Just installed ewqlso gold and finding my way around Play (which works very well on my system)... I must say I'm impressed at how easily instruments fall into place, really smooth. So I did a little improvised track, to test the patches, legato instruments in particular, here it is:

www.robertosoggetti.com/EWGold.mp3


----------



## johan25 (Dec 11, 2010)

Nice Improv !


----------



## Rob (Dec 12, 2010)

johan25 @ 11th December 2010 said:


> Nice Improv !



thanks Johan! Well, almost improvised really, it has an improvisational approach, but I have also done some reflections about what was going on... not creating one minute music in one minute, as Bill Evans put it, but let's say one minute music in one hour...


----------



## Rob (Dec 13, 2010)

tomgahagan @ 12th December 2010 said:


> Kind of like going to a strip club... or at least what I've been told anyway.....
> 
> AWESOME... but leaves you wanting more!!!!
> 
> Thomas



:D thanks a lot Tom!


----------



## germancomponist (Dec 13, 2010)

Very cool, Rob! 
Yeah, EWQLSO rocks.


----------



## dedersen (Dec 14, 2010)

Wow. I really, really need to revisit EWQLSO. This is the second time in not too long that I've been impressed by the sound of this library, which I've neglected to use for a while now.

Great writing. Quite impressive that you can pull off this sort of thing "semi"-improvising.


----------



## Rob (Dec 15, 2010)

dedersen @ 14th December 2010 said:


> Wow. I really, really need to revisit EWQLSO. This is the second time in not too long that I've been impressed by the sound of this library, which I've neglected to use for a while now.
> 
> Great writing. Quite impressive that you can pull off this sort of thing "semi"-improvising.



thank you, Dedersen! I think that when sound, rhythm and timing are ok almost anything you play sounds good... if you know what you're doing, of course


----------



## Rob (Dec 15, 2010)

rayinstirling @ 15th December 2010 said:


> I nearly missed this as I haven't looked in on Guy's board for a while.
> 
> Roberto, buy the close mics, you'll have so much fun.

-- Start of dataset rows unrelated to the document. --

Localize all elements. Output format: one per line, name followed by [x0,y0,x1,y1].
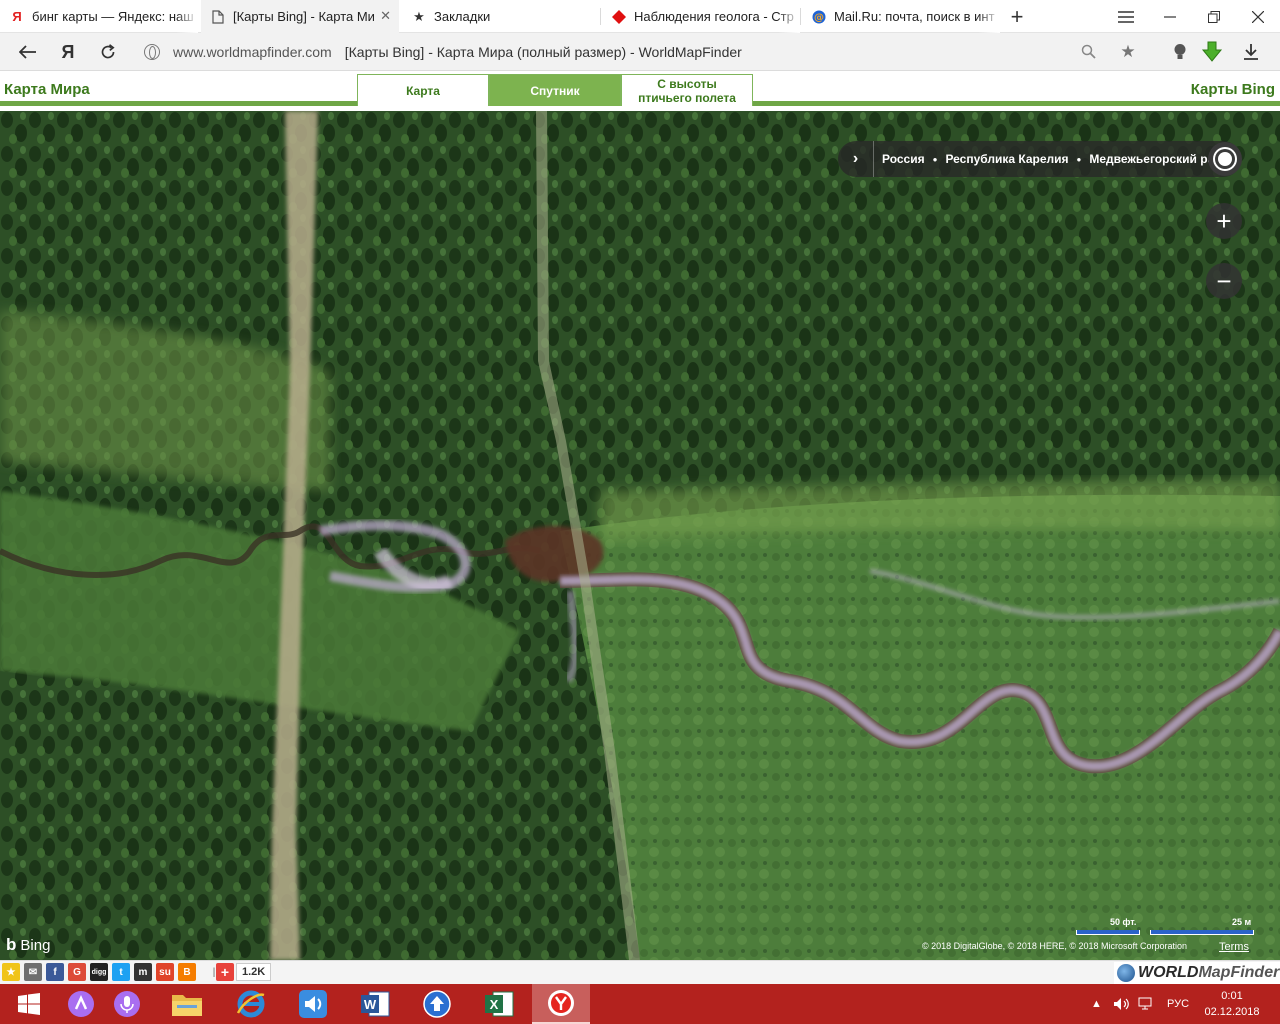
scale-label-feet: 50 фт. [1110,917,1137,927]
windows-taskbar: W X ▲ РУС 0:01 02.12.2018 [0,984,1280,1024]
site-globe-icon [144,44,160,60]
clock-time: 0:01 [1221,990,1243,1002]
yandex-home-icon[interactable]: Я [53,37,83,67]
blogger-icon[interactable]: B [178,963,196,981]
tab-title: Mail.Ru: почта, поиск в инт [834,9,995,24]
tab-title: Закладки [434,9,491,24]
mail-at-icon: @ [812,10,826,24]
volume-app-icon[interactable] [284,984,342,1024]
share-counter: 1.2K [236,963,272,981]
tab-yandex-search[interactable]: Я бинг карты — Яндекс: наш [0,0,198,33]
terms-link[interactable]: Terms [1219,941,1249,953]
location-breadcrumb: › Россия ● Республика Карелия ● Медвежье… [838,141,1241,177]
internet-explorer-icon[interactable] [222,984,280,1024]
yandex-browser-taskbar-icon[interactable] [532,984,590,1024]
tab-birdseye-view[interactable]: С высоты птичьего полета [621,74,753,106]
speaker-icon[interactable] [1113,984,1129,1024]
satellite-imagery [0,111,1280,960]
network-icon[interactable] [1137,984,1155,1024]
svg-text:W: W [364,997,377,1012]
back-arrow-icon[interactable] [13,37,43,67]
map-copyright: © 2018 DigitalGlobe, © 2018 HERE, © 2018… [922,941,1188,951]
close-window-icon[interactable] [1236,0,1280,33]
scale-label-meters: 25 м [1232,917,1252,927]
close-tab-icon[interactable]: ✕ [380,8,391,24]
zoom-in-button[interactable]: + [1206,203,1242,239]
logo-text-world: WORLD [1138,964,1199,981]
tab-satellite-view[interactable]: Спутник [489,74,621,106]
myspace-icon[interactable]: m [134,963,152,981]
bookmark-star-icon[interactable]: ★ [1113,37,1143,67]
twitter-icon[interactable]: t [112,963,130,981]
tab-title: [Карты Bing] - Карта Ми [233,9,375,24]
facebook-icon[interactable]: f [46,963,64,981]
downloader-extension-icon[interactable] [1197,37,1227,67]
site-title-world-map[interactable]: Карта Мира [4,81,90,98]
tab-title: бинг карты — Яндекс: наш [32,9,194,24]
share-toolbar: ★ ✉ f G digg t m su B | + 1.2K WORLD Map… [0,960,1280,984]
globe-icon [1117,964,1135,982]
restore-icon[interactable] [1192,0,1236,33]
browser-navigation-bar: Я www.worldmapfinder.com [Карты Bing] - … [0,33,1280,71]
email-share-icon[interactable]: ✉ [24,963,42,981]
site-header: Карта Мира Карта Спутник С высоты птичье… [0,72,1280,106]
google-icon[interactable]: G [68,963,86,981]
clock-date: 02.12.2018 [1204,1006,1260,1018]
red-diamond-icon [612,9,626,24]
menu-hamburger-icon[interactable] [1104,0,1148,33]
worldmapfinder-logo[interactable]: WORLD MapFinder [1114,962,1280,984]
browser-tab-strip: Я бинг карты — Яндекс: наш [Карты Bing] … [0,0,1280,33]
breadcrumb-region[interactable]: Республика Карелия [945,152,1068,166]
url-site: www.worldmapfinder.com [173,44,332,60]
breadcrumb-country[interactable]: Россия [882,152,925,166]
breadcrumb-separator: ● [932,154,938,164]
tab-geologist[interactable]: Наблюдения геолога - Стр [602,0,800,33]
star-icon: ★ [413,8,425,24]
scale-bar-meters [1150,930,1254,935]
upload-app-icon[interactable] [408,984,466,1024]
add-share-plus-icon[interactable]: + [216,963,234,981]
page-icon [211,9,225,24]
tab-bookmarks[interactable]: ★ Закладки [402,0,600,33]
svg-text:X: X [490,997,499,1012]
logo-text-mapfinder: MapFinder [1198,964,1280,981]
tab-bing-maps[interactable]: [Карты Bing] - Карта Ми ✕ [201,0,399,33]
locate-me-icon[interactable] [1208,142,1242,176]
url-page-title: [Карты Bing] - Карта Мира (полный размер… [344,44,742,60]
protect-lamp-icon[interactable] [1165,37,1195,67]
tray-overflow-chevron-icon[interactable]: ▲ [1091,984,1102,1024]
bing-b-icon: b [6,935,17,954]
tab-title: Наблюдения геолога - Стр [634,9,794,24]
svg-text:@: @ [814,12,824,23]
tab-map-view[interactable]: Карта [357,74,489,106]
input-language[interactable]: РУС [1167,984,1189,1024]
breadcrumb-separator: ● [1076,154,1082,164]
bing-logo-text: Bing [20,936,51,954]
scale-bar-feet [1076,930,1140,935]
downloads-icon[interactable] [1236,37,1266,67]
system-clock[interactable]: 0:01 02.12.2018 [1196,988,1268,1020]
new-tab-plus-icon[interactable]: + [995,0,1039,33]
minimize-icon[interactable] [1148,0,1192,33]
excel-icon[interactable]: X [470,984,528,1024]
bing-logo: b Bing [6,935,50,955]
yandex-icon: Я [12,9,22,24]
windows-start-icon[interactable] [0,984,58,1024]
translate-icon[interactable] [1074,37,1104,67]
stumbleupon-icon[interactable]: su [156,963,174,981]
site-title-bing-maps[interactable]: Карты Bing [1191,81,1275,98]
voice-microphone-icon[interactable] [98,984,156,1024]
satellite-map[interactable]: › Россия ● Республика Карелия ● Медвежье… [0,111,1280,960]
word-icon[interactable]: W [346,984,404,1024]
tab-mailru[interactable]: @ Mail.Ru: почта, поиск в инт [802,0,1000,33]
reload-icon[interactable] [93,37,123,67]
chevron-right-icon[interactable]: › [838,141,874,177]
favorite-star-icon[interactable]: ★ [2,963,20,981]
zoom-out-button[interactable]: − [1206,263,1242,299]
digg-icon[interactable]: digg [90,963,108,981]
address-bar[interactable]: www.worldmapfinder.com [Карты Bing] - Ка… [136,37,1148,67]
file-explorer-icon[interactable] [158,984,216,1024]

 I just went to the online store, and almost completed the procedure, when an inner voice told me "do you really need it?" so I escaped the trap... until next time



> As far as this piece is concerned,
> Discounted libraries being used well isn't good news for the sponsors selling new libraries.
> Enough said



I can understand that, but I hate the idea of being constantly unsatisfied with what we have, just to keep the market going...



> Loved it as usual and looking forward to the multi mic version
> 
> Ray



thanks brother


----------



## Rob (Dec 15, 2010)

stevenson-again @ 15th December 2010 said:


> gee. that was pretty impressive, musically, sonically, and temporally. if it wasn't for the headaches with PLAY.....
> 
> you're a phenomenal composer rob.



coming from you, Rohan, your comment made my day... thanks a lot!


----------